Dally’s Fly Fishing Report _ 11/20/14

Beautifully conditioned White River streamer brown. Steve Dally pic.

I love it when I’m working the fly shop and a good buddy calls me from the river to tell be that browns are chasing streamers. It fills me with enthusiasm for the rest of my day’s work – thanks Steve, old buddy old pal. All sarcasm aside, its nice to know that streamer fishing is already a viable option for targeting some browns on the White. No doubt many trophies are still very much on the spawn and will be for some time, but remember seeing lots of browns on redds back in early October? Some of those fish are already post spawn and hunting big meals. Steve and our mate Brian Wise from MO went out yesterday to test some new streamer patterns and were pleasantly surprised with hungry browns. We’re still a month or two away from prime time, but it’s not too early to get some practice in and start honing your flies and techniques. Stock up on buck tail, deer body hair, schlappen, flash, hooks, Clear Cure Goo products, and whatever else you need to get started cranking out your favorite streamers in preparation for the post spawn!

White River:

Wading opportunities are there if you know how to approach the White on high flows, as minimum flow is getting harder to find. Fish heavy nymphs, egg patterns, or small streamers around the inside of river bends where the current is softer. Guys with personal watercraft would do well to park on islands and fish around the edges of the island. In general, egg patterns, heavy nymphs, and size 14 midge patterns are producing plenty of rainbows, while streamers on high flows are starting to pick up a few post spawn browns already. Come browse our streamer bins while selection is still good, pay particular attention to Schmidt’s Double Deceivers and Lynch’s DDs and DDDs.

Norfork River:

Wading opportunities are getting a little harder to find on a consistent basis – they seem to be running one unit for longer periods now in the morning and evenings too. Drift fishing from a boat on that one unit of flow has been stellar though.
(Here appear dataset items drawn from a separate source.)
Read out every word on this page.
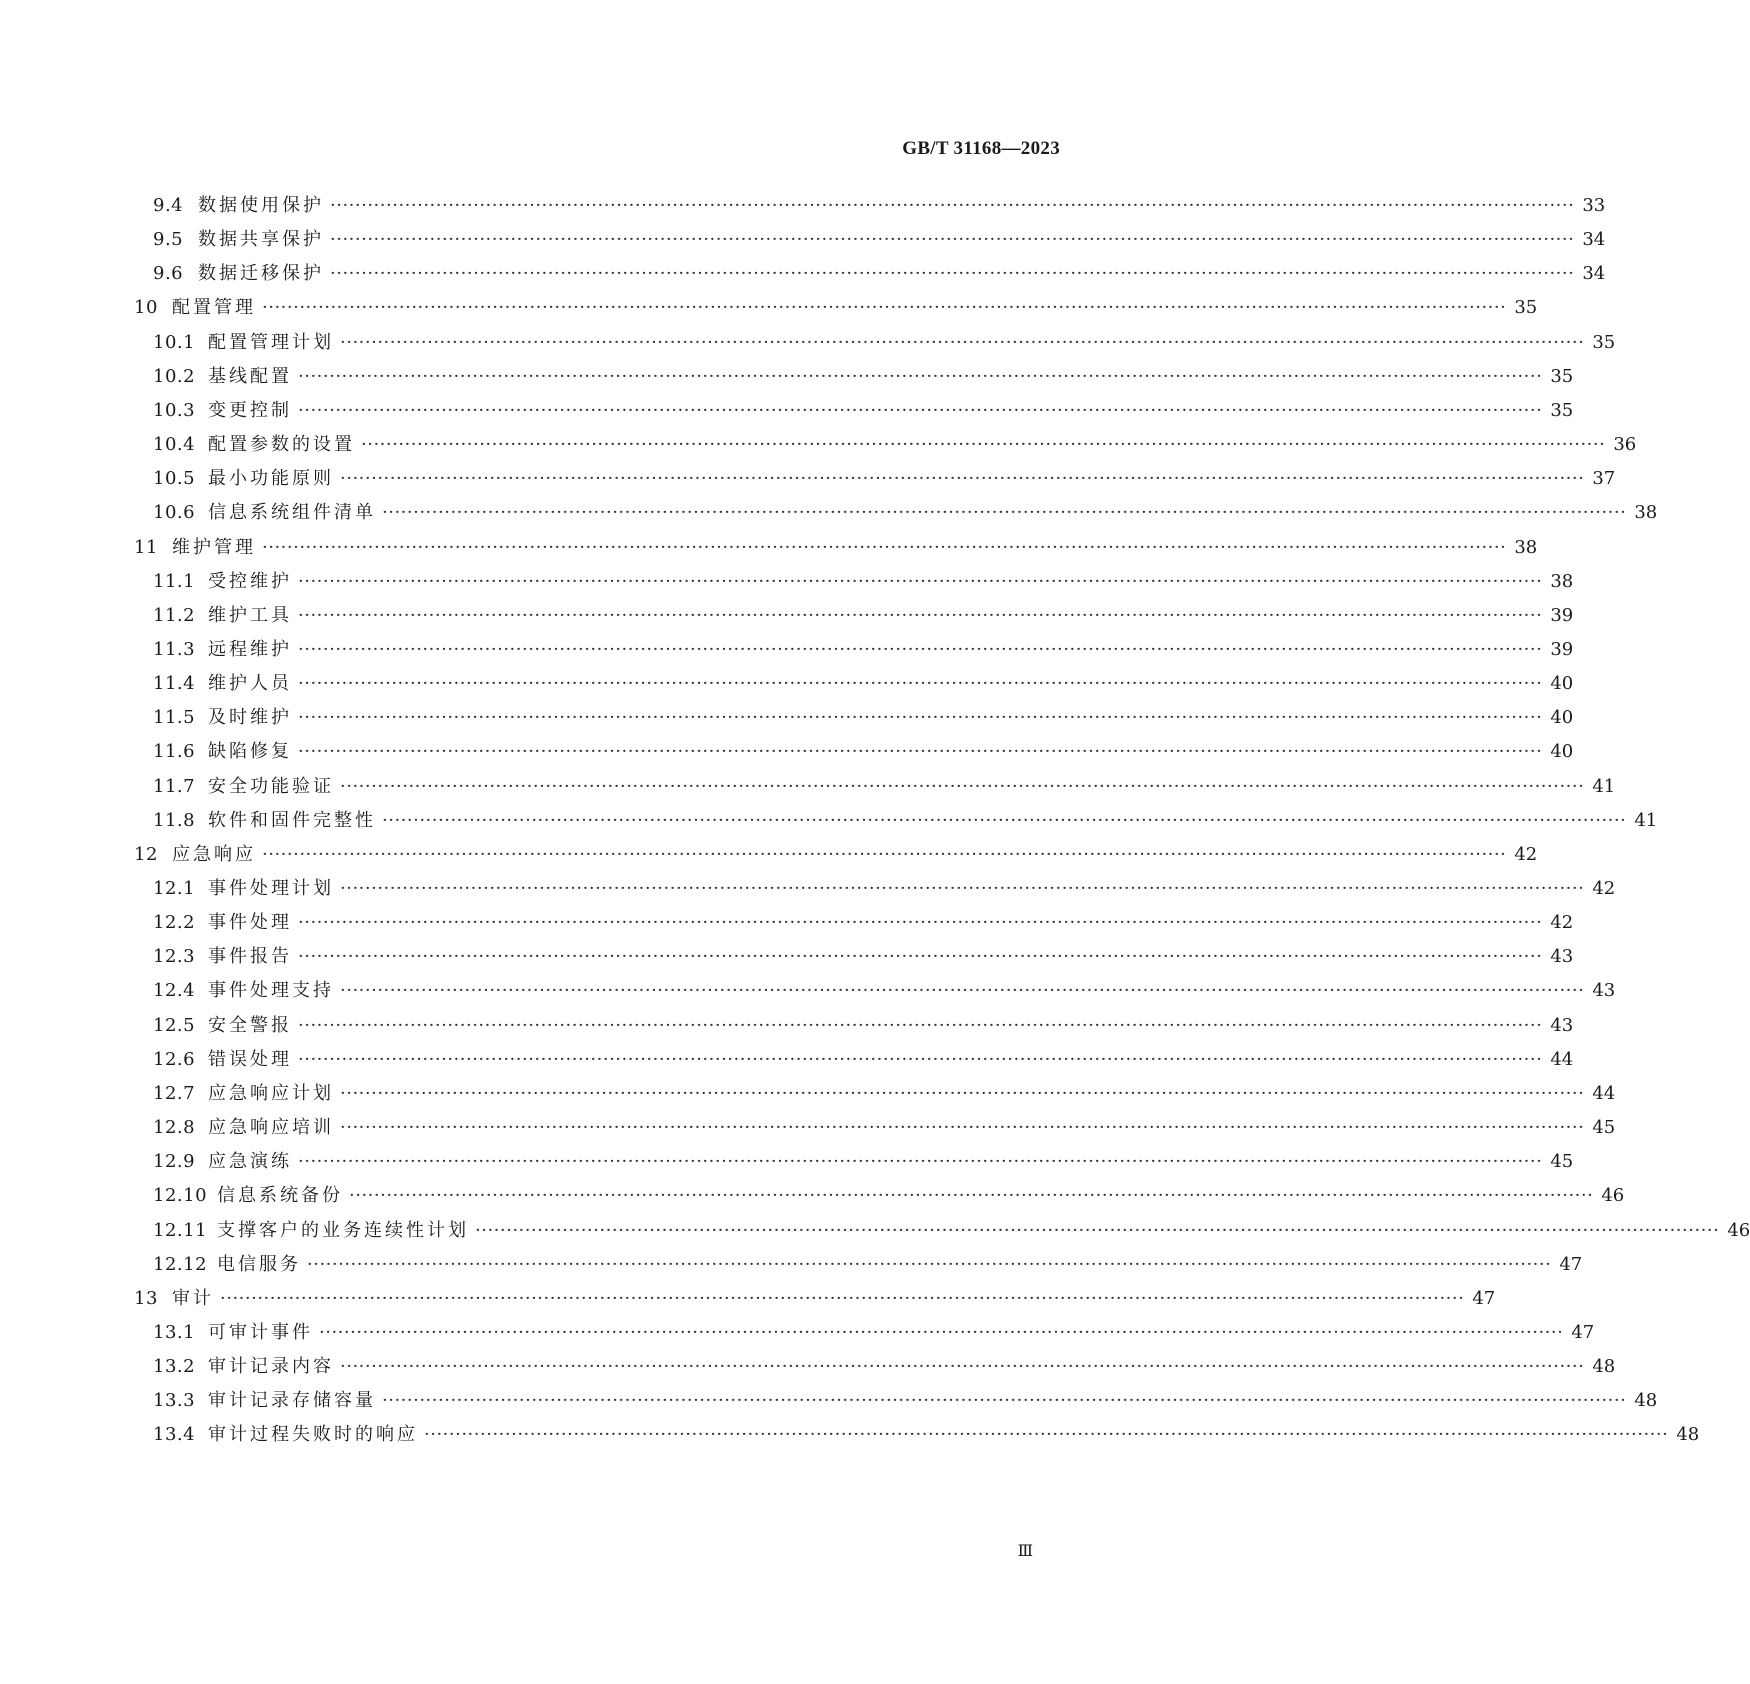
GB/T 31168—2023
9.4 数据使用保护 ········································································································································································································ 33
9.5 数据共享保护 ········································································································································································································ 34
9.6 数据迁移保护 ········································································································································································································ 34
10 配置管理 ········································································································································································································ 35
10.1 配置管理计划 ········································································································································································································ 35
10.2 基线配置 ········································································································································································································ 35
10.3 变更控制 ········································································································································································································ 35
10.4 配置参数的设置 ········································································································································································································ 36
10.5 最小功能原则 ········································································································································································································ 37
10.6 信息系统组件清单 ········································································································································································································ 38
11 维护管理 ········································································································································································································ 38
11.1 受控维护 ········································································································································································································ 38
11.2 维护工具 ········································································································································································································ 39
11.3 远程维护 ········································································································································································································ 39
11.4 维护人员 ········································································································································································································ 40
11.5 及时维护 ········································································································································································································ 40
11.6 缺陷修复 ········································································································································································································ 40
11.7 安全功能验证 ········································································································································································································ 41
11.8 软件和固件完整性 ········································································································································································································ 41
12 应急响应 ········································································································································································································ 42
12.1 事件处理计划 ········································································································································································································ 42
12.2 事件处理 ········································································································································································································ 42
12.3 事件报告 ········································································································································································································ 43
12.4 事件处理支持 ········································································································································································································ 43
12.5 安全警报 ········································································································································································································ 43
12.6 错误处理 ········································································································································································································ 44
12.7 应急响应计划 ········································································································································································································ 44
12.8 应急响应培训 ········································································································································································································ 45
12.9 应急演练 ········································································································································································································ 45
12.10 信息系统备份 ········································································································································································································ 46
12.11 支撑客户的业务连续性计划 ········································································································································································································ 46
12.12 电信服务 ········································································································································································································ 47
13 审计 ········································································································································································································ 47
13.1 可审计事件 ········································································································································································································ 47
13.2 审计记录内容 ········································································································································································································ 48
13.3 审计记录存储容量 ········································································································································································································ 48
13.4 审计过程失败时的响应 ········································································································································································································ 48
Ⅲ
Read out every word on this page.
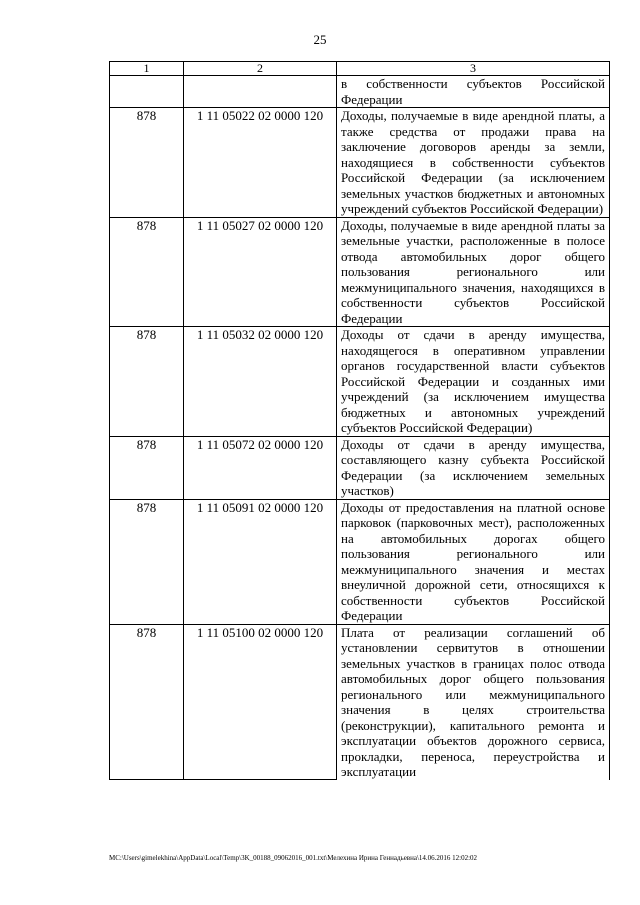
25
1	2	3
		в собственности субъектов Российской Федерации
878	1 11 05022 02 0000 120	Доходы, получаемые в виде арендной платы, а также средства от продажи права на заключение договоров аренды за земли, находящиеся в собственности субъектов Российской Федерации (за исключением земельных участков бюджетных и автономных учреждений субъектов Российской Федерации)
878	1 11 05027 02 0000 120	Доходы, получаемые в виде арендной платы за земельные участки, расположенные в полосе отвода автомобильных дорог общего пользования регионального или межмуниципального значения, находящихся в собственности субъектов Российской Федерации
878	1 11 05032 02 0000 120	Доходы от сдачи в аренду имущества, находящегося в оперативном управлении органов государственной власти субъектов Российской Федерации и созданных ими учреждений (за исключением имущества бюджетных и автономных учреждений субъектов Российской Федерации)
878	1 11 05072 02 0000 120	Доходы от сдачи в аренду имущества, составляющего казну субъекта Российской Федерации (за исключением земельных участков)
878	1 11 05091 02 0000 120	Доходы от предоставления на платной основе парковок (парковочных мест), расположенных на автомобильных дорогах общего пользования регионального или межмуниципального значения и местах внеуличной дорожной сети, относящихся к собственности субъектов Российской Федерации
878	1 11 05100 02 0000 120	Плата от реализации соглашений об установлении сервитутов в отношении земельных участков в границах полос отвода автомобильных дорог общего пользования регионального или межмуниципального значения в целях строительства (реконструкции), капитального ремонта и эксплуатации объектов дорожного сервиса, прокладки, переноса, переустройства и эксплуатации
MC:\Users\gimelekhina\AppData\Local\Temp\3K_00188_09062016_001.txt\Мелехина Ирина Геннадьевна\14.06.2016 12:02:02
The water is usually quite dingy, so long nymphing rigs with strong tippet, lots of weight, and brightly colored flies produce well. Try orange or pink egg patterns, San Juan worms, size 14 midges and pheasant tails tied with some flash, and size 14 UV Hunchback scuds. Whatever you’re throwing, get it down with a big split shot, or try one of our tungsten Devil Jigs as a weighted nymph. Small to medium sized streamers on a sink tip line would be applicable in these flows as well. Try something brightly colored with some flash to get fish’s attention in the stained eddies and pockets along the bank.